A magistrate accused of receiving an offer of a Mercedes Benz vehicle, shoes and golden rings as an inducement to rule in favour of parties will have to face a disciplinary committee.
Chief Magistrate Joyce Manyasi will remain on suspension as she fights to clear her name over other allegations among them, operating two hotels in Malindi, one which was the subject of a case before her. She is expected to face the Judicial Service Commission’s (JSC) disciplinary committee after Court of Appeal thwarted efforts to lift her suspension and stop disciplinary proceedings over complaints made against her.
A three-judge bench -Justice Philip Waki, Roselyne Nambuye and Kathurima M’inoti – said suspension of a judicial officer or judge who is subject to removal or disciplinary proceedings is informed by public interest to ensure that he/she does not discharge duty until the proceedings are concluded.
“The rationale for that arrangement is the high integrity that is demanded of a judicial officer, which would be gravely compromised if an officer against whom the proceedings have been initiated for alleged lack of integrity, continues to discharge duties of the office in a “business as usual” manner,” the judgment read in part.
The appellate judges said a Judicial Review application filed by Manyasi and dismissed by High Court judge Weldon Korir did not bar JSC from commencing disciplinary proceedings against her. The Chief Magistrate was first retired by JSC that was then chaired by Chief Justice Evan Gicheru, in public interest when serving in Machakos Law Courts.
This was after she allegedly participated in a magistrates’ strike that paralysed operations in most courts in the country on March 14, 2005.
She moved to the High Court and obtained orders quashing the CJ’s decision on grounds that the commission did not comply with its regulations in retiring her.
The commission reportedly did not give her specific complaints, report detrimental to her and an opportunity to show cause why she should not be retired in public interest. The decision to reinstate her was made by High Court judges Jean Gacheche and Leonard Njagi in the case she was represented by lawyer Mohammed Nyaoga. She was reinstated by JSC in a letter dated July 11, 2011 and posted to Milimani Law Courts as a deputy registrar, a position she did not serve for a month. Then CJ Willy Mutunga wrote to her on July 25, 2011 that disciplinary action was contemplated against her, and suspended her from duty. He indicated the complaints against her in the letter.

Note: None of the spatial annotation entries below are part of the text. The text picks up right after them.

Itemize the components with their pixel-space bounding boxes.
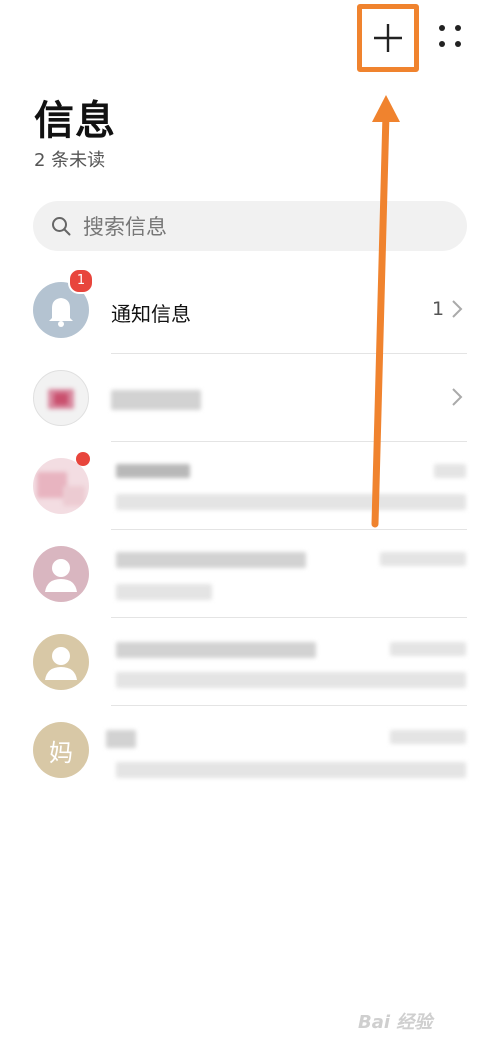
annotation-arrow <box>371 95 400 528</box>
watermark: Bai 经验 <box>358 1012 433 1033</box>
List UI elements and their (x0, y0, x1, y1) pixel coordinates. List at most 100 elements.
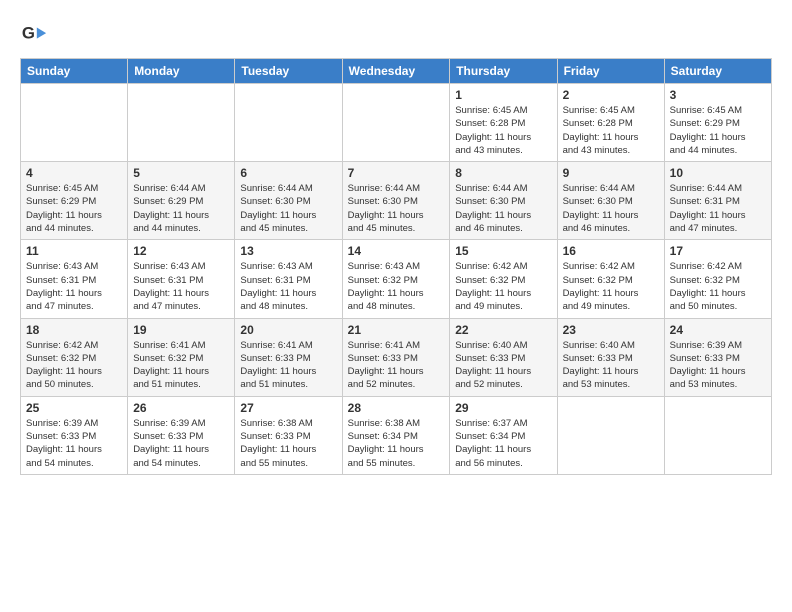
day-info: Sunrise: 6:38 AM Sunset: 6:34 PM Dayligh… (348, 417, 445, 470)
calendar-week-4: 18 Sunrise: 6:42 AM Sunset: 6:32 PM Dayli… (21, 318, 772, 396)
day-number: 10 (670, 166, 766, 180)
calendar-cell: 25 Sunrise: 6:39 AM Sunset: 6:33 PM Dayli… (21, 396, 128, 474)
day-number: 14 (348, 244, 445, 258)
day-number: 8 (455, 166, 551, 180)
day-info: Sunrise: 6:43 AM Sunset: 6:32 PM Dayligh… (348, 260, 445, 313)
day-number: 5 (133, 166, 229, 180)
calendar-cell (664, 396, 771, 474)
calendar-header-wednesday: Wednesday (342, 59, 450, 84)
day-number: 13 (240, 244, 336, 258)
calendar-cell: 11Sunrise: 6:43 AM Sunset: 6:31 PM Dayli… (21, 240, 128, 318)
day-number: 7 (348, 166, 445, 180)
calendar-cell: 6 Sunrise: 6:44 AM Sunset: 6:30 PM Daylig… (235, 162, 342, 240)
calendar-cell: 22 Sunrise: 6:40 AM Sunset: 6:33 PM Dayli… (450, 318, 557, 396)
day-number: 20 (240, 323, 336, 337)
day-number: 6 (240, 166, 336, 180)
day-info: Sunrise: 6:44 AM Sunset: 6:30 PM Dayligh… (563, 182, 659, 235)
day-info: Sunrise: 6:44 AM Sunset: 6:30 PM Dayligh… (348, 182, 445, 235)
day-info: Sunrise: 6:40 AM Sunset: 6:33 PM Dayligh… (563, 339, 659, 392)
day-number: 28 (348, 401, 445, 415)
day-info: Sunrise: 6:39 AM Sunset: 6:33 PM Dayligh… (26, 417, 122, 470)
day-number: 9 (563, 166, 659, 180)
calendar-header-monday: Monday (128, 59, 235, 84)
calendar-cell (342, 84, 450, 162)
day-info: Sunrise: 6:44 AM Sunset: 6:29 PM Dayligh… (133, 182, 229, 235)
calendar-cell: 17 Sunrise: 6:42 AM Sunset: 6:32 PM Dayli… (664, 240, 771, 318)
day-number: 27 (240, 401, 336, 415)
svg-text:G: G (22, 24, 35, 43)
calendar-cell: 7 Sunrise: 6:44 AM Sunset: 6:30 PM Daylig… (342, 162, 450, 240)
day-number: 2 (563, 88, 659, 102)
calendar-cell (557, 396, 664, 474)
day-info: Sunrise: 6:42 AM Sunset: 6:32 PM Dayligh… (563, 260, 659, 313)
day-number: 16 (563, 244, 659, 258)
day-number: 11 (26, 244, 122, 258)
calendar-cell (21, 84, 128, 162)
calendar-cell: 8 Sunrise: 6:44 AM Sunset: 6:30 PM Daylig… (450, 162, 557, 240)
calendar-week-5: 25 Sunrise: 6:39 AM Sunset: 6:33 PM Dayli… (21, 396, 772, 474)
logo: G (20, 20, 52, 48)
calendar-table: SundayMondayTuesdayWednesdayThursdayFrid… (20, 58, 772, 475)
logo-icon: G (20, 20, 48, 48)
day-info: Sunrise: 6:44 AM Sunset: 6:30 PM Dayligh… (455, 182, 551, 235)
calendar-cell: 9 Sunrise: 6:44 AM Sunset: 6:30 PM Daylig… (557, 162, 664, 240)
calendar-cell: 3Sunrise: 6:45 AM Sunset: 6:29 PM Daylig… (664, 84, 771, 162)
day-info: Sunrise: 6:39 AM Sunset: 6:33 PM Dayligh… (133, 417, 229, 470)
day-number: 19 (133, 323, 229, 337)
day-info: Sunrise: 6:43 AM Sunset: 6:31 PM Dayligh… (133, 260, 229, 313)
calendar-cell: 1Sunrise: 6:45 AM Sunset: 6:28 PM Daylig… (450, 84, 557, 162)
day-info: Sunrise: 6:45 AM Sunset: 6:29 PM Dayligh… (26, 182, 122, 235)
calendar-week-1: 1Sunrise: 6:45 AM Sunset: 6:28 PM Daylig… (21, 84, 772, 162)
day-info: Sunrise: 6:39 AM Sunset: 6:33 PM Dayligh… (670, 339, 766, 392)
day-info: Sunrise: 6:44 AM Sunset: 6:30 PM Dayligh… (240, 182, 336, 235)
calendar-cell: 2 Sunrise: 6:45 AM Sunset: 6:28 PM Daylig… (557, 84, 664, 162)
day-info: Sunrise: 6:43 AM Sunset: 6:31 PM Dayligh… (240, 260, 336, 313)
day-number: 26 (133, 401, 229, 415)
calendar-cell: 29 Sunrise: 6:37 AM Sunset: 6:34 PM Dayli… (450, 396, 557, 474)
day-info: Sunrise: 6:41 AM Sunset: 6:33 PM Dayligh… (240, 339, 336, 392)
calendar-header-row: SundayMondayTuesdayWednesdayThursdayFrid… (21, 59, 772, 84)
calendar-cell: 12 Sunrise: 6:43 AM Sunset: 6:31 PM Dayli… (128, 240, 235, 318)
day-info: Sunrise: 6:38 AM Sunset: 6:33 PM Dayligh… (240, 417, 336, 470)
calendar-cell: 13 Sunrise: 6:43 AM Sunset: 6:31 PM Dayli… (235, 240, 342, 318)
calendar-cell (128, 84, 235, 162)
calendar-cell (235, 84, 342, 162)
day-number: 29 (455, 401, 551, 415)
day-info: Sunrise: 6:40 AM Sunset: 6:33 PM Dayligh… (455, 339, 551, 392)
day-info: Sunrise: 6:42 AM Sunset: 6:32 PM Dayligh… (26, 339, 122, 392)
day-number: 22 (455, 323, 551, 337)
calendar-week-2: 4 Sunrise: 6:45 AM Sunset: 6:29 PM Daylig… (21, 162, 772, 240)
calendar-cell: 23 Sunrise: 6:40 AM Sunset: 6:33 PM Dayli… (557, 318, 664, 396)
day-number: 21 (348, 323, 445, 337)
day-info: Sunrise: 6:37 AM Sunset: 6:34 PM Dayligh… (455, 417, 551, 470)
day-info: Sunrise: 6:45 AM Sunset: 6:28 PM Dayligh… (455, 104, 551, 157)
calendar-header-sunday: Sunday (21, 59, 128, 84)
day-info: Sunrise: 6:42 AM Sunset: 6:32 PM Dayligh… (670, 260, 766, 313)
day-info: Sunrise: 6:41 AM Sunset: 6:32 PM Dayligh… (133, 339, 229, 392)
page-header: G (20, 20, 772, 48)
day-number: 12 (133, 244, 229, 258)
day-number: 3 (670, 88, 766, 102)
day-number: 15 (455, 244, 551, 258)
day-number: 17 (670, 244, 766, 258)
calendar-cell: 24Sunrise: 6:39 AM Sunset: 6:33 PM Dayli… (664, 318, 771, 396)
day-number: 18 (26, 323, 122, 337)
day-info: Sunrise: 6:42 AM Sunset: 6:32 PM Dayligh… (455, 260, 551, 313)
calendar-week-3: 11 Sunrise: 6:43 AM Sunset: 6:31 PM Dayli… (21, 240, 772, 318)
calendar-cell: 14 Sunrise: 6:43 AM Sunset: 6:32 PM Dayli… (342, 240, 450, 318)
calendar-header-tuesday: Tuesday (235, 59, 342, 84)
day-number: 25 (26, 401, 122, 415)
calendar-cell: 28 Sunrise: 6:38 AM Sunset: 6:34 PM Dayli… (342, 396, 450, 474)
calendar-header-friday: Friday (557, 59, 664, 84)
day-info: Sunrise: 6:45 AM Sunset: 6:28 PM Dayligh… (563, 104, 659, 157)
calendar-cell: 27 Sunrise: 6:38 AM Sunset: 6:33 PM Dayli… (235, 396, 342, 474)
calendar-cell: 15 Sunrise: 6:42 AM Sunset: 6:32 PM Dayli… (450, 240, 557, 318)
day-info: Sunrise: 6:44 AM Sunset: 6:31 PM Dayligh… (670, 182, 766, 235)
calendar-cell: 19 Sunrise: 6:41 AM Sunset: 6:32 PM Dayli… (128, 318, 235, 396)
calendar-cell: 16 Sunrise: 6:42 AM Sunset: 6:32 PM Dayli… (557, 240, 664, 318)
calendar-cell: 10 Sunrise: 6:44 AM Sunset: 6:31 PM Dayli… (664, 162, 771, 240)
day-number: 4 (26, 166, 122, 180)
day-number: 23 (563, 323, 659, 337)
day-info: Sunrise: 6:41 AM Sunset: 6:33 PM Dayligh… (348, 339, 445, 392)
calendar-cell: 21 Sunrise: 6:41 AM Sunset: 6:33 PM Dayli… (342, 318, 450, 396)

“The above charges constitute a breach of conduct for a judicial officer and cannot be condoned in a modern Judiciary. Severe disciplinary action which might include dismissal with a loss of all benefits is now contemplated against you, but before this is done, you are asked to show cause why the intended action should not be taken against you,” Dr Mutunga’s letter read in part. The CJ is said to have advised her to treat the allegations as charges she was to face in the disciplinary proceedings and she was not to draw any salary during the suspension period.
On October 18, 2011, JSC advised her that she was to be paid an alimentary allowance pending the determination of the disciplinary case.
Aggrieved by Mutunga’s letter, she moved to the High Court under Judicial Review to quash the suspension and also sought for prohibition order stopping the disciplinary action. She sought orders to compel JSC to reinstate her as a Chief Magistrate.
She argued that the CJ can only suspend a judicial officer who has been convicted of a serious offence or against whom proceedings of dismissal have been taken, which she said was not the case. JSC took issue with her joining Mutunga in the application, saying he in his capacity as the chairperson of the commission and in exercise of delegated powers.
The commission pointed out that when the court quashed her retirement that was in public interest, it did not stop JSC from continuing with the disciplinary process.
High Court judge Weldon Korir dismissed the application, saying JSC did not act in bad faith because disciplinary proceedings against her had been commenced by the time she was suspended.
Aggrieved by Justice Korir’s decision, she moved to Court of Appeal on grounds that the judge erred by holding that her suspension was within the provisions of JSC Act and failed to find that her suspension was in bad faith.
The appellate judges heard that some complaints against her were unsigned, by anonymous persons, and others relating to the magistrates’ strike which had been determined in the first Judicial Review application that quashed her retirement.